Since, AC is a diameter line, so angle in semi-circle makes an angle 90°.
$\begin{array}{lll}\therefore & \angle A B C=90^{\circ} & \text { [by property] }\end{array}$
In $\triangle A B C, \quad \angle C A B+\angle A B C+\angle A C B=180^{\circ}$
$\left[\because\right.$ sum of all interior angles of any triangle is $\left.180^{\circ}\right]$
$\Rightarrow \quad \angle C A B+\angle A C B=180^{\circ}-90^{\circ}=90^{\circ}$ $\ldots($ (i)

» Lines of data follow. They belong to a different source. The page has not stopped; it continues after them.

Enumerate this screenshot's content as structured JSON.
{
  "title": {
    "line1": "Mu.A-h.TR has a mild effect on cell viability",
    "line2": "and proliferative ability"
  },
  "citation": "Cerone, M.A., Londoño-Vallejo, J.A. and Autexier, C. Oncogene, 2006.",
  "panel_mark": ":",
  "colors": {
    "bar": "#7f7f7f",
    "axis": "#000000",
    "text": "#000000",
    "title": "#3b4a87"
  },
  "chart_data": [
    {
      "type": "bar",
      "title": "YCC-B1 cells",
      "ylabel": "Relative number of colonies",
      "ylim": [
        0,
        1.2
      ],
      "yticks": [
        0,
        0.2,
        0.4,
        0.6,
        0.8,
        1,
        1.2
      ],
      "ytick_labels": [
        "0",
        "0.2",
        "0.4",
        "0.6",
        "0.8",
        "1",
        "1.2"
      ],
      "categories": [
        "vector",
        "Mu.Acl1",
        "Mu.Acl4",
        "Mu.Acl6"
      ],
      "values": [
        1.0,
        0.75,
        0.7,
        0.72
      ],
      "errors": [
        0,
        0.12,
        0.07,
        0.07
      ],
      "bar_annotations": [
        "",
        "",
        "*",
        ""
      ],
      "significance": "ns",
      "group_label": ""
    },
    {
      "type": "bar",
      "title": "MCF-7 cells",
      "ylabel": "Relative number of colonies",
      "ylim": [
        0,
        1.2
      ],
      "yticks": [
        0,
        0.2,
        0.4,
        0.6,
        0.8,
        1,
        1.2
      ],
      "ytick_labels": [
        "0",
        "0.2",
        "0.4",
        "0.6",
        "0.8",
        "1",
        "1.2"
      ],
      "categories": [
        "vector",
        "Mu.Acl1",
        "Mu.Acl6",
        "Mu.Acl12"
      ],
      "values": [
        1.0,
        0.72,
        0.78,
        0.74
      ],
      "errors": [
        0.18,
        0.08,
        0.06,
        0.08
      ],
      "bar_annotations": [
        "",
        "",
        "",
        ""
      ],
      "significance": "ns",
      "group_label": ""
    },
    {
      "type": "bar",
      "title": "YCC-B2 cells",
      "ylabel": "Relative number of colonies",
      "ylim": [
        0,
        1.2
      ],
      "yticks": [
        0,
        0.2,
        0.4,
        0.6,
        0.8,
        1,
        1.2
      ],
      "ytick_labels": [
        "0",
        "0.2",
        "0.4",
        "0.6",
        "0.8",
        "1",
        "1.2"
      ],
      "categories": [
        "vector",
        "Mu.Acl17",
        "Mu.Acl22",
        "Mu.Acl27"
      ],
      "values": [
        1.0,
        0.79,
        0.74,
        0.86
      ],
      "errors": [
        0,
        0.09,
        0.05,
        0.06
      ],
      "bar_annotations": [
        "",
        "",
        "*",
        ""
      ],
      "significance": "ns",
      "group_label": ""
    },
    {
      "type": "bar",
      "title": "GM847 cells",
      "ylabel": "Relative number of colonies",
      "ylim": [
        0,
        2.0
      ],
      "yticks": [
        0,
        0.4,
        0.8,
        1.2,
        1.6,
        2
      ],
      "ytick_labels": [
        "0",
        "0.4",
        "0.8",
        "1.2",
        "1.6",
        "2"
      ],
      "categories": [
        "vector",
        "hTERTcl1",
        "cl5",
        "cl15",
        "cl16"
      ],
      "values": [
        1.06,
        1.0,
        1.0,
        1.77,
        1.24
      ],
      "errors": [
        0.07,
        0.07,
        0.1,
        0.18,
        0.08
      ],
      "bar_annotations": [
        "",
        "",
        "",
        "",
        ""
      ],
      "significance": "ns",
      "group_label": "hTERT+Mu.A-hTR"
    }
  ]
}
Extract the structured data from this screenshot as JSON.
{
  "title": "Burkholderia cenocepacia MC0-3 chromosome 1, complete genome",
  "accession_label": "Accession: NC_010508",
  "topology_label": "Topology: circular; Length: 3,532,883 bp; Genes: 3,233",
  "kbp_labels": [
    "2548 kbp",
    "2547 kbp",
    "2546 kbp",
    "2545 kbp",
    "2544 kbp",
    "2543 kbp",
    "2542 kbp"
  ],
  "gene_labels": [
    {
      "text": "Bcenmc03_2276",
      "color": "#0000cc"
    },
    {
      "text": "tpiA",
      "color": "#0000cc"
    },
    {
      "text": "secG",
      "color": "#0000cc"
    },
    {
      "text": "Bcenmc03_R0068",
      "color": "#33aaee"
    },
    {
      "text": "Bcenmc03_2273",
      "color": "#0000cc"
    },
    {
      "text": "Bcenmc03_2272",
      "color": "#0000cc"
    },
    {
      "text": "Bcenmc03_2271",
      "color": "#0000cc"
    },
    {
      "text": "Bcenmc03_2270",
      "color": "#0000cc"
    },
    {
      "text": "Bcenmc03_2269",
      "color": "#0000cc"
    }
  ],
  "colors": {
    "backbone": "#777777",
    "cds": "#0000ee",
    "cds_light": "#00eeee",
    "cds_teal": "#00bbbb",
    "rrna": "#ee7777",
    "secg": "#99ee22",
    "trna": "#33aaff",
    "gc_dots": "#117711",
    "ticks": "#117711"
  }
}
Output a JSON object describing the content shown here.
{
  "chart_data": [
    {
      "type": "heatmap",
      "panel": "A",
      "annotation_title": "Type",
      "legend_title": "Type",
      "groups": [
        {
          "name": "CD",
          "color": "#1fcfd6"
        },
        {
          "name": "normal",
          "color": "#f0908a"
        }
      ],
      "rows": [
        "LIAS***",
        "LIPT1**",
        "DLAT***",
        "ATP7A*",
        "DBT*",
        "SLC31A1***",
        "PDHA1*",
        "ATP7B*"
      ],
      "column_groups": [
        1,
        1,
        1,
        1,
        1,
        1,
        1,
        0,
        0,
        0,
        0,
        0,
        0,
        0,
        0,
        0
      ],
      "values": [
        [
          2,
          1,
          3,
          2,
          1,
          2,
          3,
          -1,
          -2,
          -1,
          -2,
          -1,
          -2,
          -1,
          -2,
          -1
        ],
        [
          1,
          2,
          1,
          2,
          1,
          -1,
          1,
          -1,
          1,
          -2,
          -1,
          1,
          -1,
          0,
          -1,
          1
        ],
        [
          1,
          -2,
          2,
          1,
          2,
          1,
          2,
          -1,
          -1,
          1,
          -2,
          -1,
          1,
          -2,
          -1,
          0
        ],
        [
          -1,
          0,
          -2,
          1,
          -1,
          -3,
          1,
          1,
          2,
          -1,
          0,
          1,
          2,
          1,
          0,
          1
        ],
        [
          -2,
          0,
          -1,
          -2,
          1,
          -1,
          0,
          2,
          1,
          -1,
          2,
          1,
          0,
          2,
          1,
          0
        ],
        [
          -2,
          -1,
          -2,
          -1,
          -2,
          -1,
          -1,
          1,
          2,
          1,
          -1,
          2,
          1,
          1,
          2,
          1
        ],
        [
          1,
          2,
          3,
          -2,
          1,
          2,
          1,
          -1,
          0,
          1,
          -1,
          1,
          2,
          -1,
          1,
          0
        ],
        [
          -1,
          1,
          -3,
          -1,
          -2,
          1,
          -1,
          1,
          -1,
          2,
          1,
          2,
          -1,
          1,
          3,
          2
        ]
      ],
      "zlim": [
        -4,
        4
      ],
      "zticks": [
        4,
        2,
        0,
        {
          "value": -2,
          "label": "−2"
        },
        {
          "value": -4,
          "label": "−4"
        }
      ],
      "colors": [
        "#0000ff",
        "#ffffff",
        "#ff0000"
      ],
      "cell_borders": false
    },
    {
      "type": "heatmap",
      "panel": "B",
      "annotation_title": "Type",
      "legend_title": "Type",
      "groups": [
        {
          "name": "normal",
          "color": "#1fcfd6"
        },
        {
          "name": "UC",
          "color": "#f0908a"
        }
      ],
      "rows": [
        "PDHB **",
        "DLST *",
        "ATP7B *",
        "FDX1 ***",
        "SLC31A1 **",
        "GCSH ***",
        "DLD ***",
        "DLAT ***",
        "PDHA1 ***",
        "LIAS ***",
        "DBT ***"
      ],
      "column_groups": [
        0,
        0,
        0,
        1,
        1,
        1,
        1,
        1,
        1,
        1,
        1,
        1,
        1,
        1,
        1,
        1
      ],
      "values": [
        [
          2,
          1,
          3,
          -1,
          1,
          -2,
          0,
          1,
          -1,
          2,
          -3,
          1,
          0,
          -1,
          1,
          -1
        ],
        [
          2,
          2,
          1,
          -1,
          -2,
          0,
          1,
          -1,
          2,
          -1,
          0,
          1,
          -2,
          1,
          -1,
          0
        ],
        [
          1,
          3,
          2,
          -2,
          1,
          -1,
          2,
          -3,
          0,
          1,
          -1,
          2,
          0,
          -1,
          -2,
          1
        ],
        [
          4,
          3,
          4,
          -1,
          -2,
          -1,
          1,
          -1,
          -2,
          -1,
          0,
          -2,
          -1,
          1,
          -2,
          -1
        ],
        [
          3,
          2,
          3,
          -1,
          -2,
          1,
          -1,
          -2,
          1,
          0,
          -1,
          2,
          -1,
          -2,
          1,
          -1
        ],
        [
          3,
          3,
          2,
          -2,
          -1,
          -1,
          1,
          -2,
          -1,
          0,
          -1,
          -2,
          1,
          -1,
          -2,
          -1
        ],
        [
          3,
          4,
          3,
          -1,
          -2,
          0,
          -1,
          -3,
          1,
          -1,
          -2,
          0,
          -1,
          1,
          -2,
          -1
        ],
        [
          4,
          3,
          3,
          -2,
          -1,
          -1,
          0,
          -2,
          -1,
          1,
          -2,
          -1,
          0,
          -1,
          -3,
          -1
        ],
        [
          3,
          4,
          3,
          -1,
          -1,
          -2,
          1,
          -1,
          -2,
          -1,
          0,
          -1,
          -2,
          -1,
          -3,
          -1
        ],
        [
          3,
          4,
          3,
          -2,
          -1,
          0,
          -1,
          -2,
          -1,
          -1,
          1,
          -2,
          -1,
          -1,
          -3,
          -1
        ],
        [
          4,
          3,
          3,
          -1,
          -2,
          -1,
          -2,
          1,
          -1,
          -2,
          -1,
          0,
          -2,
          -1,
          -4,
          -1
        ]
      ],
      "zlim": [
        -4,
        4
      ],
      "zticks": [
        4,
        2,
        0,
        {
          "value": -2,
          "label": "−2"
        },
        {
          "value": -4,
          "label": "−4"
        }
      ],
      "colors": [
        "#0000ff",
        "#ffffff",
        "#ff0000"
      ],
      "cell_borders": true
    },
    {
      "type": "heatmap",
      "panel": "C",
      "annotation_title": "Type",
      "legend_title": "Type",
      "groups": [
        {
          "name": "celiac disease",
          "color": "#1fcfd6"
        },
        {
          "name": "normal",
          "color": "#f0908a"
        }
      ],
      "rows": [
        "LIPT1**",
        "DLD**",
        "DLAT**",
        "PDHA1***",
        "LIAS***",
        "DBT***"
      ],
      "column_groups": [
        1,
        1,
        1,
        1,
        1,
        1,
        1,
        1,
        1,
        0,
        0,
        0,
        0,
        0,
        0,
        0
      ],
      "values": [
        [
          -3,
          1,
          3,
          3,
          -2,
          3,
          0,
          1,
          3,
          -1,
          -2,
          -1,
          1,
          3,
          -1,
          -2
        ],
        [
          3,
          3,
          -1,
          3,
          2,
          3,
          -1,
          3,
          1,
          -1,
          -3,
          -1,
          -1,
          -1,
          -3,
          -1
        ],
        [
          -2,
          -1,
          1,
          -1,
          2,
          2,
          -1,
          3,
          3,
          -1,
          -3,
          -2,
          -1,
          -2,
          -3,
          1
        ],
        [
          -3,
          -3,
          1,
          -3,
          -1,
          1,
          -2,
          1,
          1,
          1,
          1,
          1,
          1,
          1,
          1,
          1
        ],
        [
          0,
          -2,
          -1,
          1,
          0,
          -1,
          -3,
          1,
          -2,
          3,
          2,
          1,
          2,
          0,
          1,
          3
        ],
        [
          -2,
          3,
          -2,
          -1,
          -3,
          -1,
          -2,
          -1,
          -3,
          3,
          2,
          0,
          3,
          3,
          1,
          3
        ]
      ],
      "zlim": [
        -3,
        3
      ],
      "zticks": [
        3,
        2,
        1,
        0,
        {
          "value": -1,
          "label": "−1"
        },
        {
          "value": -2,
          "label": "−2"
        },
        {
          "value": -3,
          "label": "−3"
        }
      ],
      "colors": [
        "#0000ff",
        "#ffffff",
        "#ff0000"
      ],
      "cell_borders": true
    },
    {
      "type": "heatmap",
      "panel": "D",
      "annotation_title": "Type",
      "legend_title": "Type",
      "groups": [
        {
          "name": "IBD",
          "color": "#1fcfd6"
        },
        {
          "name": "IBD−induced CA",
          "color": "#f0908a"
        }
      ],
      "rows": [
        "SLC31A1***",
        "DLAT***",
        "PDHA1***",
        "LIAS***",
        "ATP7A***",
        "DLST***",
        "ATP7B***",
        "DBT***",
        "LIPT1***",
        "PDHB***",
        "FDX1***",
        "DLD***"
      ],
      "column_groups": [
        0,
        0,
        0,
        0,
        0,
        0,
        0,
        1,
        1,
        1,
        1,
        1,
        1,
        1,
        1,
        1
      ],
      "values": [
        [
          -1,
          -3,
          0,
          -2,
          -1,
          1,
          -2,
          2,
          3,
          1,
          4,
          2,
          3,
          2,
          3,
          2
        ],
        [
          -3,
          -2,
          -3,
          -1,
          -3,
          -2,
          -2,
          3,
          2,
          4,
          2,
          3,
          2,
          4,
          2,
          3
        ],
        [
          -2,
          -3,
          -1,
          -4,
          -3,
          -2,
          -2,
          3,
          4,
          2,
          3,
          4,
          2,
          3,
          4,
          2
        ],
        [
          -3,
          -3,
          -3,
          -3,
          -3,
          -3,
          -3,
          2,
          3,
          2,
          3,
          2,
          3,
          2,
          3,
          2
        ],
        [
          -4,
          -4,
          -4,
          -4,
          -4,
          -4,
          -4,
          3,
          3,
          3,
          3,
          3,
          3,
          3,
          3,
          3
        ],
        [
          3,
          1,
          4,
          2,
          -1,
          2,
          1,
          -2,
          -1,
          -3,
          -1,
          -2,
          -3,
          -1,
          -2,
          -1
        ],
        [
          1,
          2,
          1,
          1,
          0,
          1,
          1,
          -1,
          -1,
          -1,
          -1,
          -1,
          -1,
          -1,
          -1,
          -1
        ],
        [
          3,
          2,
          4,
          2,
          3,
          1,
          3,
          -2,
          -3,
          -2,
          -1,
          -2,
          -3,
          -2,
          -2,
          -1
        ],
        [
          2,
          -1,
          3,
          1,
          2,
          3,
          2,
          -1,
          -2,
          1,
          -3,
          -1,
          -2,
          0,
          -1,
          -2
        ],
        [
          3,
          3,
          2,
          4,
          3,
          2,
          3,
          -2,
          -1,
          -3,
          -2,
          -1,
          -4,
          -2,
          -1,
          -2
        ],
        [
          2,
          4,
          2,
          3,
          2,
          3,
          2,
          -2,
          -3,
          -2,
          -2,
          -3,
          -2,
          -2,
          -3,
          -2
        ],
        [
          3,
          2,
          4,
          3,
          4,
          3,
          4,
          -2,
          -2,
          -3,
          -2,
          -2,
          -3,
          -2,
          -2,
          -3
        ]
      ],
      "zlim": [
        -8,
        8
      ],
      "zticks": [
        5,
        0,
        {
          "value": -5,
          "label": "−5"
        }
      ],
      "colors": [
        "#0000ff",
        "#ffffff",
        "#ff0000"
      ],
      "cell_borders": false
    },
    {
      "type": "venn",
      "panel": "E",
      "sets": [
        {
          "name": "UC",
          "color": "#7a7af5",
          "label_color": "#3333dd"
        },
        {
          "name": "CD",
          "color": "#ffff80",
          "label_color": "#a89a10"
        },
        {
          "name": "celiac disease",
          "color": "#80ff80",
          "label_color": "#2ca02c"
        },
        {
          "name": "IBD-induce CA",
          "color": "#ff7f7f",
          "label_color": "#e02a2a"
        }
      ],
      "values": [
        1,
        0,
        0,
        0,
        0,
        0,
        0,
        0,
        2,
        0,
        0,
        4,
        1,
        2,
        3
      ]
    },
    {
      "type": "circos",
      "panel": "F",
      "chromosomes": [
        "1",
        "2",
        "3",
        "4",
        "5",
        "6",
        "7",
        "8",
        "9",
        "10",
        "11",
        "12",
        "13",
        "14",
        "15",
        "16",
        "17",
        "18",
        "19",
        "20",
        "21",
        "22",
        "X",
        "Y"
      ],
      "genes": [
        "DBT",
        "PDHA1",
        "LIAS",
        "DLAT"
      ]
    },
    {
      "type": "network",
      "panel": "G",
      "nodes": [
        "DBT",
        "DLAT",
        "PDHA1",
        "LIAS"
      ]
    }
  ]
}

Since, diameter of a circle is perpendicular to the tangent.
i.e. $C A \perp A T$
$\therefore \quad \angle C A T=90^{\circ}$
$\Rightarrow \quad \angle C A B+\angle B A T=90^{\circ} \quad \ldots$ (ii)
From Eqs. (i) and (ii),
$\angle C A B+\angle A C B=\angle C A B+\angle B A T$
$\Rightarrow \quad \angle A C B=\angle B A T \quad$ Hence proved.